Neuer Berufsstand als Lösung?
Jungmediziner überlastet und frustriert
Österreichs Nachwuchsärzte sind überlastet und frustriert, laut einer aktuellen Unmfrage der Ärztekammer. Junge Turnusärzte leiden unter überlangen Dienstzeiten und müssen zu oft administrative Tätigkeiten ausüben. Die Ärztekammer fordert entlastende Maßnahmen - den Turnus abschaffen will sie nicht.
8. April 2017, 21:58
Mittagsjournal, 14.07.2010
Überlange Arbeitszeiten
Die IFES-Studie im Auftrag der Ärztekammer zeichnet ein Bild, das die 6500 Ärzte in Ausbildung, die Turnusärzte, wie Lehrlinge erscheinen lässt. Turnusärzte würden, anstatt ihr Handwerk vom Meister zu lernen, nur zum Würstelholen und Staubwischen herangezogen. Turnusärzte in der Ausbildung zum Allgemeinmediziner verwenden, laut der IFES-Studie, die Hälfte ihrer wöchentlichen Arbeitszeit für administrative Tätigkeiten, zum Beispiel für Schreibarbeiten. Die Zufriedenheit mit den Vorgesetzten gegenüber früheren Jahren ist gestiegen und die Gesamtarbeitszeit leicht gesunken. Aber vor allem stöhnen die Jungmediziner in der Ausbildung zum Facharzt unter überlangen Arbeitszeiten. Zwei Drittel von ihnen arbeiten mehr als die gesetzlich erlaubten 60 Stunden, ein Drittel sogar bis zu 76 Stunden in der Woche.
Resignation gegen Ende des Studiums
Dabei seien die JungmedizinerInnen, sechs von zehn Turnusärzten sind Frauen, anfangs hochmotiviert, sagt IFES-Studienautor Georg Michenthaler: "Was man auf Basis dieser Studie feststellen kann, ist, dass die letzte Ausbildungsphase eine sehr kritische ist. Dort, wo es darum geht den Übergang in den Beruf zu schaffen, entsteht sehr viel Frustration und Resignation." Die ursprünglichen Bilder des Berufs würden sich als Illusion erweisen und man bekäme den Eindruck, möglicherweise den falschen Weg beschritten zu haben, so Michenthaler.

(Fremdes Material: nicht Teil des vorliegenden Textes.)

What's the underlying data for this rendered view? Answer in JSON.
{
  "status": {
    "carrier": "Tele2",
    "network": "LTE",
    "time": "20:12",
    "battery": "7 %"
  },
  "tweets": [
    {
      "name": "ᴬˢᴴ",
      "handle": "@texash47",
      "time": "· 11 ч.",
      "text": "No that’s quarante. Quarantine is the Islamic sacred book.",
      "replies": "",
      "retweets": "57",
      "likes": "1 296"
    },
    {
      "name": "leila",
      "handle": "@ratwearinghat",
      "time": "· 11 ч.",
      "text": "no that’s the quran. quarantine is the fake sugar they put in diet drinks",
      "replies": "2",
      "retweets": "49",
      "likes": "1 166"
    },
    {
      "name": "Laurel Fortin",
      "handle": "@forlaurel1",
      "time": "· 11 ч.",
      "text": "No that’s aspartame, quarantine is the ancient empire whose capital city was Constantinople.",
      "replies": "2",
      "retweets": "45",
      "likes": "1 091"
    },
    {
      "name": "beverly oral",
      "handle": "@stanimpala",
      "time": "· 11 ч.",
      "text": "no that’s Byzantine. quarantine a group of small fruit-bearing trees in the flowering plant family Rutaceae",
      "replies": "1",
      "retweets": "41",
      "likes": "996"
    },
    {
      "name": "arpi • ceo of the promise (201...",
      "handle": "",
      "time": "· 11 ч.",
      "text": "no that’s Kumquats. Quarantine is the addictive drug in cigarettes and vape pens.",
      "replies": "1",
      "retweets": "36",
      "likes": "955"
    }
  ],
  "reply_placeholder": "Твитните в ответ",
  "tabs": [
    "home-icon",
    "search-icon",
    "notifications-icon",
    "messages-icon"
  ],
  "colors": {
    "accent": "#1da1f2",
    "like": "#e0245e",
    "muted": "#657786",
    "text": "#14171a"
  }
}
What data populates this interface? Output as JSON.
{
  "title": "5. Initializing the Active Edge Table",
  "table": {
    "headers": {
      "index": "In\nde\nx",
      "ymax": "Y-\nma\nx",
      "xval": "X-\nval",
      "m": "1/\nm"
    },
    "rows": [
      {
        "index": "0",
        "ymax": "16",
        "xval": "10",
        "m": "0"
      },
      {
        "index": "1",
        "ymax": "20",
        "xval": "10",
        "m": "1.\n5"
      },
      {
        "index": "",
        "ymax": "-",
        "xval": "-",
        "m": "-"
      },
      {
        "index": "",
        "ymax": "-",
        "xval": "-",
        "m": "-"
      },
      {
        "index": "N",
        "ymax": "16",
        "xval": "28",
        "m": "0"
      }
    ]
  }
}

Was natürlich am Ende der mühsamen Ausbildung zum Arzt ein fataler Schluss ist.
Zu viel Schreibarbeit
Die Turnusausbildung sei schlichtweg schlecht, sagt Ärztekammer-Vizepräsident Harald Mayer. Die Ärzteschaft insgesamt sei mit Dokumentation und Schreibarbeiten überlastet und das gehe zu Lasten der schwächsten Glieder in der Kette, der Turnusärzte. "Wenn Fachärzte selbst kaum Zeit haben, mit ihrer medizinischen Arbeit fertig zu werden, ist es schwierig junge Kollegen nebenbei auszubilden. Dazu kommt, dass der Dokumentationsaufwand in den letzten Jahren gestiegen ist", erklärt Mayer.
Ärztekammer für neuen Berufsstand
Dabei sei das Dokumentieren von Krankengeschichten und Behandlungen schon wichtig und notwendig, meint Mayer. Sie liege in der Verantwortung des Arztes, müsse aber nicht von ihm persönlich durchgeführt werden. "Wir wollen Stationssekretärinnen, Stationsassistenten und Dokumentationsassistenten. Hier wäre eine Berufsgruppe notwendig, die uns von diesen Arbeiten entlastet. Nicht von der Verantwortung, sondern von der Arbeit", sagt Mayer.
Abschaffung der Turnusausbildung diskutiert
Prinzipiell soll der Turnus aber erhalten bleiben, möchte Harald Mayer. Die von Wissenschaftsministerin Beatrix Karl (ÖVP) angepeilte faktische Abschaffung der Turnusausbildung zugunsten eines verlängerten Facharztstudiums zum Allgemeinmediziner lehnt er ab. Sie würde, in Gestalt der direkt von der Uni weg amtierenden Jungärzte, ein medizinisches Proletariat schaffen, meint der Ärztekammer-Vizepräsident.